I have the answer to this but I'm not sure that I entirely understand it.

Find the number of terms in the AP: 7 + 9 +...+ (2n+1)

My solution:

The ath term will be 2a + 5 so 2a + 5 = 2n + 1 therefore a = n - 2

This gives me the right answer but what I don't understand is what the difference between n and a is? Initially I thought that they were the same value but of course that is not possible. I would normally think of the 'ath term' as the 'nth term' so is (2n+1) just an expression that happens to use n as a variable just to be awkward?

I would really appreciate it if somebody could clarify this for me.

Merry Christmas!

Re: Simple arithmetic progression question

"n" is a specific integer value while you "a" varies from 1 up to n- 2 and so counts the number of terms.

That is, if n is, say 10, then 7, 9, 11, ..., 2n+ 1 is 7, 9, 11, 13, 15, 17, 19, 21 while a is 1, 2, 3, 5, 5, 7, 8.

Re: Simple arithmetic progression question

Ok well I normally think of the 'nth' term as the term that is found in a particular place in the sequence/series ie when n=10 the 10th term in the series is 25.

In this case is n not related to this and just a fixed value? Sorry but I'm still a bit confused...

Re: Simple arithmetic progression question

Quote:

Originally Posted by

**kinhew93** Ok well I normally think of the 'nth' term as the term that is found in a particular place in the sequence/series ie when n=10 the 10th term in the series is 25. In this case is n not related to this and just a fixed value? Sorry but I'm still a bit confused...

I think that the confusion comes from the fact you are using $\displaystyle n$ in two different ways. Let's look at the OP.

Quote:

Originally Posted by

**kinhew93** I have the answer to this but I'm not sure that I entirely understand it. *Find the number of terms* in the AP: 7 + 9 +...+ (2n+1)

You are to find "the number of terms" as a function of $\displaystyle n$ and that is not the same as the $\displaystyle n^{th}$ term.

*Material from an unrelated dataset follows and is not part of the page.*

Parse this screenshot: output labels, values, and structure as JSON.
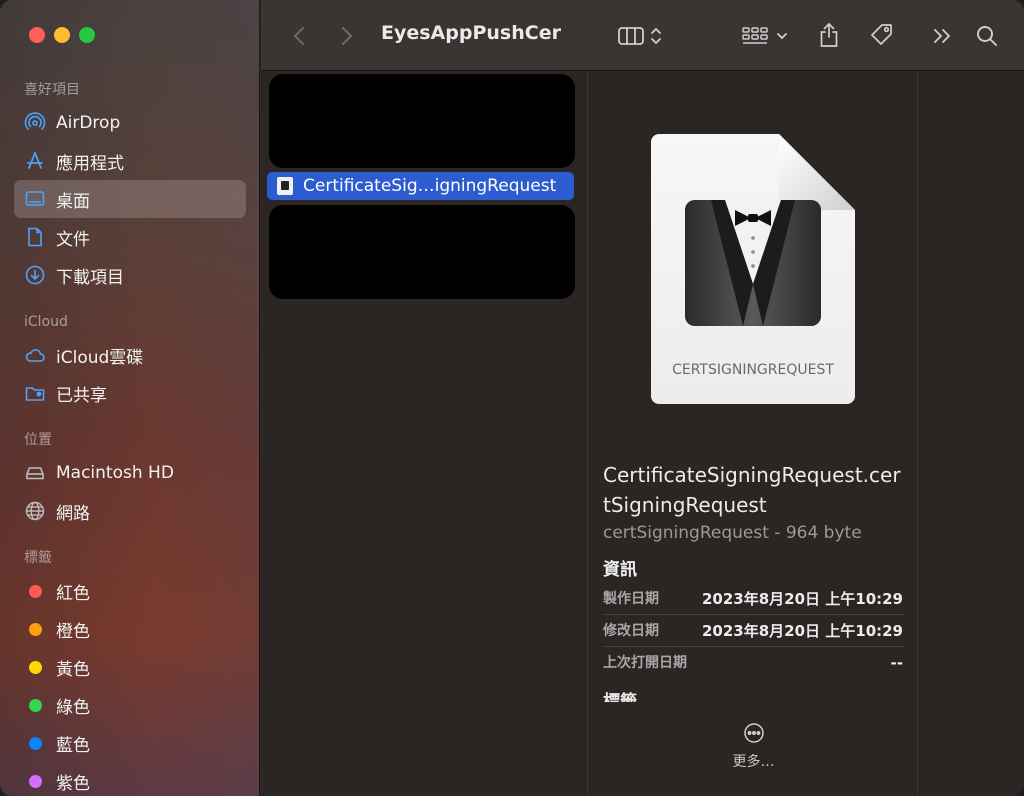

Actually you did the problem correctly. There are $\displaystyle n-2$ terms in that A.P.

There are $\displaystyle 8=10-2$ terms in $\displaystyle 7+9+\cdots+(21=2[10]+1)$.

Re: Simple arithmetic progression question

Would it be more natural if the problem asked, "Find the number $\displaystyle n$ of terms in the AP: 7 + 9 +...+ (2$\displaystyle a$+1) "? Possibly, but this formulation is exactly equivalent to "Find the number $\displaystyle a$ of terms in the AP: 7 + 9 +...+ (2$\displaystyle n$+1)." Both variants say, "Fix some number and call it $\displaystyle a$ in the first variant and $\displaystyle n$ in the second variant. Consider the arithmetic progression 7 + 9 +...+ (2$\displaystyle a$+1) or, respectively, 7 + 9 +...+ (2$\displaystyle n$+1) and find the number of terms as a function of $\displaystyle a$, or, respectively, $\displaystyle n$."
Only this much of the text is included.